I found it worked more smoothly than expected, a contrast with trying to work a serial connection to a Hunsn box. I used the cable which comes with the Deciso with an Apple USB A->C converter (A1632) but other converters should work. There are various apps on the app store. My preference after trying three is SerialTools. You can save a configuration document and start that. I think Apple's screen in Terminal works too.

My wife raised that she could not reach a NZ web site, miwoollies.com, with whom we have dealt occasionally over many years. I found I could, then realised I was still on the VPN so obviously Qfeeds was stopping her, which proved true. The address in question is 192.200.160.14 which threat lookup shows to be Bigcommerce Inc. This is the same site, different IP,  I raised a few days ago when she was trying to reach the Australian luxury goods site Oroton, although the problem was less important then. The relevant list is James Brine Bruteforce IPs feed

As we discussed before, bigcommerce is used by both legitimate and non-legitimate players. Is the solution to whitelist selected IPs as they arise, in floating rules? If I install a VPN on her machine she will probably wind up leaving it on, bypassing Qfeeds. Is the bigcommerce listing open to refinement?

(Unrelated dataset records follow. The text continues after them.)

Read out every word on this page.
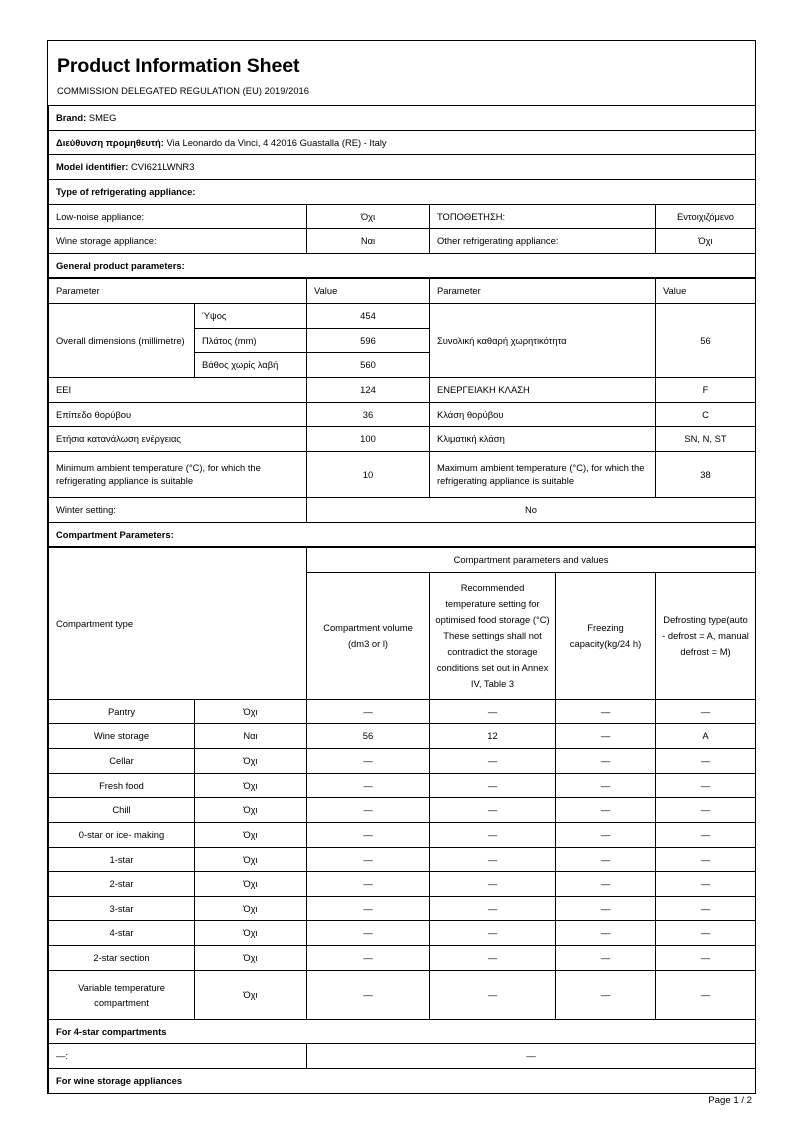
Product Information Sheet
COMMISSION DELEGATED REGULATION (EU) 2019/2016
Brand: SMEG			
Διεύθυνση προμηθευτή: Via Leonardo da Vinci, 4 42016 Guastalla (RE) - Italy			
Model identifier: CVI621LWNR3			
Type of refrigerating appliance:			
Low-noise appliance:	Όχι	ΤΟΠΟΘΕΤΗΣΗ:	Εντοιχιζόμενο
Wine storage appliance:	Ναι	Other refrigerating appliance:	Όχι
General product parameters:			
Parameter		Value	Parameter	Value
Overall dimensions (millimetre)	Ύψος	454	Συνολική καθαρή χωρητικότητα	56
	Πλάτος (mm)	596		
	Βάθος χωρίς λαβή	560		
EEI		124	ΕΝΕΡΓΕΙΑΚΗ ΚΛΑΣΗ	F
Επίπεδο θορύβου		36	Κλάση θορύβου	C
Ετήσια κατανάλωση ενέργειας		100	Κλιματική κλάση	SN, N, ST
Minimum ambient temperature (°C), for which the refrigerating appliance is suitable		10	Maximum ambient temperature (°C), for which the refrigerating appliance is suitable	38
Winter setting:		No		
Compartment Parameters:				
Compartment type		Compartment parameters and values			
		Compartment volume (dm3 or l)	Recommended temperature setting for optimised food storage (°C) These settings shall not contradict the storage conditions set out in Annex IV, Table 3	Freezing capacity(kg/24 h)	Defrosting type(auto - defrost = A, manual defrost = M)
Pantry	Όχι	—	—	—	—
Wine storage	Ναι	56	12	—	A
Cellar	Όχι	—	—	—	—
Fresh food	Όχι	—	—	—	—
Chill	Όχι	—	—	—	—
0-star or ice- making	Όχι	—	—	—	—
1-star	Όχι	—	—	—	—
2-star	Όχι	—	—	—	—
3-star	Όχι	—	—	—	—
4-star	Όχι	—	—	—	—
2-star section	Όχι	—	—	—	—
Variable temperature compartment	Όχι	—	—	—	—
For 4-star compartments					
—:		—			
For wine storage appliances					
Page 1 / 2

Coincidentally I have this evening (my time) received an alert from haveibeenpwned about an aggregated list from Synthient last April, in which list an email and password appear. Given that list gathers previous material the alert probably repeats previous rather than being new. In any case, without knowing the breach source there is really nothing to do if passwords are strong and never reused. Criminals are not going to expend centuries trying to brute-force long random strings and state actors would not be interested in me.

This is still in the vein of saying of course my e-mail is known, and in some cases they can see the lock (hashed password) but breaking it is another matter so why jump on hearing someone else knows my email and a singular lock? If it were to something critical then I will hear from the organisation and can act as a precaution, though all critical assets have 2FA anyway.

While other people may have a different view, I am not seeing credential monitoring as worth the investment unless it can tell me precisely on which site the breach occurred.

Edit to add: I am my own e-mail provider, and have for many years kept anything important out of e-mail unless the message itself has strong encryption.